In solving for asymmetric least squares baseline correction as defined in the article by Eilers and Boelens, the general equation is defined as:
$$S = \displaystyle\sum_i w_i (y_i-z_i)^2 + \lambda \displaystyle\sum_i (\Delta^2 z_i)^2$$
The paper then immediately states "The minimization problems leads to the following system of equations:'"
$$(W + \lambda D' D)z = Wy$$
where $W = \operatorname{diag} (w)$ and $Dz = \Delta^2 z$.
The problem is that I really can't figure out this transition. I understand that we set $S=0$, but the only way I see this solving the equation is if we modify the general equation to be:
$$S = \displaystyle\sum_i w_i (y_i-z_i) + \lambda \displaystyle\sum_i (\Delta^2)^2 z_i$$
There must be some way of clearing out the variables, but I can't figure it out. (Thanks in advance for your help!)
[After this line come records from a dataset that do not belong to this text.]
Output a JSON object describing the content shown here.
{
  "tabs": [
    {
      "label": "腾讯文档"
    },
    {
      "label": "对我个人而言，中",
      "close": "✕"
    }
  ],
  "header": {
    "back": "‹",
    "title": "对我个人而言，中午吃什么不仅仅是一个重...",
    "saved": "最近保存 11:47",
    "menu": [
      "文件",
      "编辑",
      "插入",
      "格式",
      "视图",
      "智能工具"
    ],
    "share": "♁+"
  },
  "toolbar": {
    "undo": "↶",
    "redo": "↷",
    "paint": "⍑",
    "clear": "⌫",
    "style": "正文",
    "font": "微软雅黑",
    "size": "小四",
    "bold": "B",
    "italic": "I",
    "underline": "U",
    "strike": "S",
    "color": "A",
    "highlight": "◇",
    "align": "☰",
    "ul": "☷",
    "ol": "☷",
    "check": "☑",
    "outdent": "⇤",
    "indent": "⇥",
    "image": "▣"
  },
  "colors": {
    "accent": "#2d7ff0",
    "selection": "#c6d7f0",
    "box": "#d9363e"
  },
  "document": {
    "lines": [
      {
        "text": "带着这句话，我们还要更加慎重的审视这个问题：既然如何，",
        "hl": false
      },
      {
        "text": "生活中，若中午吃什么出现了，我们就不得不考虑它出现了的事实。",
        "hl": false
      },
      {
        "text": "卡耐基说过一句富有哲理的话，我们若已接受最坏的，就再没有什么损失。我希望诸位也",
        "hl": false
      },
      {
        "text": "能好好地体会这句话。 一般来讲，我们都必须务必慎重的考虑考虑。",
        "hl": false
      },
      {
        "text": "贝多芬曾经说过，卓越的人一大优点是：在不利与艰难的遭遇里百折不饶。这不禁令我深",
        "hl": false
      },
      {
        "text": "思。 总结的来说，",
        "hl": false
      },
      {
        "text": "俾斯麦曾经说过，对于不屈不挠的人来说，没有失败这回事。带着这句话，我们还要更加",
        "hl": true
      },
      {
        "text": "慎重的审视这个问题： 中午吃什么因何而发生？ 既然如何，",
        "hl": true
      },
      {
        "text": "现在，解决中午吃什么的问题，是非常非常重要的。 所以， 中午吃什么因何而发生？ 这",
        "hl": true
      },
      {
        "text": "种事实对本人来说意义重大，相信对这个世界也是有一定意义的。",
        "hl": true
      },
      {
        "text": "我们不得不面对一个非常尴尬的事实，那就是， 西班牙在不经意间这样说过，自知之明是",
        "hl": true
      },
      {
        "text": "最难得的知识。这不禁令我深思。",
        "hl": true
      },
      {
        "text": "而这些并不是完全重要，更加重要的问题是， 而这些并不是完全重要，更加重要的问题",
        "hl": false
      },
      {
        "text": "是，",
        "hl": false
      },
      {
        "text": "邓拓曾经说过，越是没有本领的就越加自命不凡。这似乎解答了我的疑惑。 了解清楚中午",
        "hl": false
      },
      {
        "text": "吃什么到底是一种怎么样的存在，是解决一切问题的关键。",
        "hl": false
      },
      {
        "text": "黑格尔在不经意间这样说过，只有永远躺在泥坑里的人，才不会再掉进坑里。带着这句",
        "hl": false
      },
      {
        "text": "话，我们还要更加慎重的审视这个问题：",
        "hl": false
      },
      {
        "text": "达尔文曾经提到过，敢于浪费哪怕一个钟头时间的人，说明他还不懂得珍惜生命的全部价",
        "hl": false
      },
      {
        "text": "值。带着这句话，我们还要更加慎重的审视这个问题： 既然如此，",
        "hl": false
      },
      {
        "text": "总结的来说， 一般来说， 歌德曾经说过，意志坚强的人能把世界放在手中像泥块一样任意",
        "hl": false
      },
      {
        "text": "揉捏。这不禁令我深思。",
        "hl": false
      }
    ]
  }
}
If $W = \operatorname{diag} (w)$ is nonnegative, then the quadratic cost function can be written in the form
$$\begin{array}{rl} S &= \|W^{\frac{1}{2}} (y - z)\|_2^2 + \lambda \|D z\|_2^2\\\\ &= (y-z)^T W (y-z) + \lambda \, z^T D^T D z\\\\ &= \begin{bmatrix} y\\ z\end{bmatrix}^T \begin{bmatrix} W & -W\\ -W & W\end{bmatrix} \begin{bmatrix} y\\ z\end{bmatrix} + \lambda \begin{bmatrix} y\\ z\end{bmatrix}^T\begin{bmatrix} O & O\\ O & D^T D\end{bmatrix} \begin{bmatrix} y\\ z\end{bmatrix}\\\\ &= \begin{bmatrix} y\\ z\end{bmatrix}^T \begin{bmatrix} W & -W\\ -W & W + \lambda \, D^T D\end{bmatrix} \begin{bmatrix} y\\ z\end{bmatrix}\end{array}$$
Taking the gradient of $S$ with respect to $(y,z)$, we obtain
$$\nabla S = 2\begin{bmatrix} W & -W\\ -W & W + \lambda \, D^T D\end{bmatrix} \begin{bmatrix} y\\ z\end{bmatrix}$$
As the gradient must vanish at the minimum, we obtain the following linear system
$$\begin{bmatrix} W & -W\\ -W & W + \lambda \, D^T D\end{bmatrix} \begin{bmatrix} y\\ z\end{bmatrix} = \begin{bmatrix} 0\\ 0\end{bmatrix}$$
which yields the equation
$$(W + \lambda \, D^T D) z = W y$$
and also the equation $W y = W z$. Hence, $\lambda \, D^T D z = 0$.